Se le uscite sono tre, i prodotti che entrano nel paniere sono invece 5. Alla voce frutta esotica spuntano avocado e mango, oggi venduti anche in tutti i vecchi mercati rionali, hanno osservato all’Istat. E che ormai non sono per forza esotici visto che, come fa notare la Coldiretti, con i cambiamenti climatici degli ultimi anni queste produzioni sono sbarcate anche in Italia, in particolare in Sicilia e in Calabria. Entra nel paniere anche la lavasciuga: lavatrice a asciugatrice c’erano già, qui si tratta della singola macchina che fa tutte e due le cose. Ad accompagnarla c’è il robot aspirapolvere, che prima o poi finirà per sottrarre lavoro alle colf. Infine c’è il ritorno dei vini liquorosi, depennati alla fine degli anni 90 quando il vecchio vermouth non andava più di moda. E adesso rientrati nel listone grazie al traino del passito.
Oltre al turn over c’è anche un’altra novità importante nel paniere di quest’anno. Per la prima volta i prezzi utilizzati non saranno solo controllati sul campo dai rilevatori comunali, che si aggirano tra gli scaffali dei negozi di mezza Italia. Ai loro dati si aggiungeranno quelli trasmessi in automatico dalle casse di 1.781 super e ipermercati, scelti in modo da rappresentare tutto il territorio nazionale.
Insieme all’aggiornamento del paniere, l’Istat ha comunicato ieri anche il dato provvisorio sull’inflazione di gennaio.

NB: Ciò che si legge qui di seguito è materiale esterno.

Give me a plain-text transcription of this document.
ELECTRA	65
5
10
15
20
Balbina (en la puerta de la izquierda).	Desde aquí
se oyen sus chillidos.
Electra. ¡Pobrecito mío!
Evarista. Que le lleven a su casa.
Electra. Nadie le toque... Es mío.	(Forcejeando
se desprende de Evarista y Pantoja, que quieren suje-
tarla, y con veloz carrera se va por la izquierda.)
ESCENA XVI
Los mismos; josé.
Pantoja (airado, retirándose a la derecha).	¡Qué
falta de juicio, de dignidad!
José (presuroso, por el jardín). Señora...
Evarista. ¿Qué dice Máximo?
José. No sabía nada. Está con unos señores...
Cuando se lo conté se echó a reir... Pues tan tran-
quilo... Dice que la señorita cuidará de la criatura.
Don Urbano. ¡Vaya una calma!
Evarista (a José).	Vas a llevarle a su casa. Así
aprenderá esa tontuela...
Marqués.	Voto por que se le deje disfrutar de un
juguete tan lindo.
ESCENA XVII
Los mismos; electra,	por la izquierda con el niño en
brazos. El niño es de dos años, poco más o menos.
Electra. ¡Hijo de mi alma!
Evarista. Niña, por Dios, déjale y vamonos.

Rispetto al mese precedente la crescita è dello 0,2%. Rispetto a un anno dello 0,8%. È il dato più basso dal dicembre del 2016.
I prezzi aumentano poco e questa, a prima vista, può sembrare una buona notizia. Ma non è sempre così. Non solo perché se si guarda al cosiddetto carrello della spesa, cioè i prodotti di acquisto più frequente, i prezzi salgono molto di più: dello 0,7% rispetto al mese precedente, dell’1,3% rispetto a un anno prima. Ma anche perché un’inflazione leggermente più robusta, ma comunque sotto il 2%, potrebbe sostenere la ripresa dell’economia. E anche ridurre quel rapporto tra Pil, il Prodotto interno lordo, e il debito pubblico che rappresenta la vera zavorra per il nostro Paese.
Per il momento, però, non ci sono segnali di ripresa. La cosiddetta inflazione di fondo, quella cioè depurata dalle oscillazioni stagionali dei prodotti agricoli ed energetici, è stabile e moderata da diversi mesi. Almeno fino all’inizio dell’estate dovrebbe rimanere così.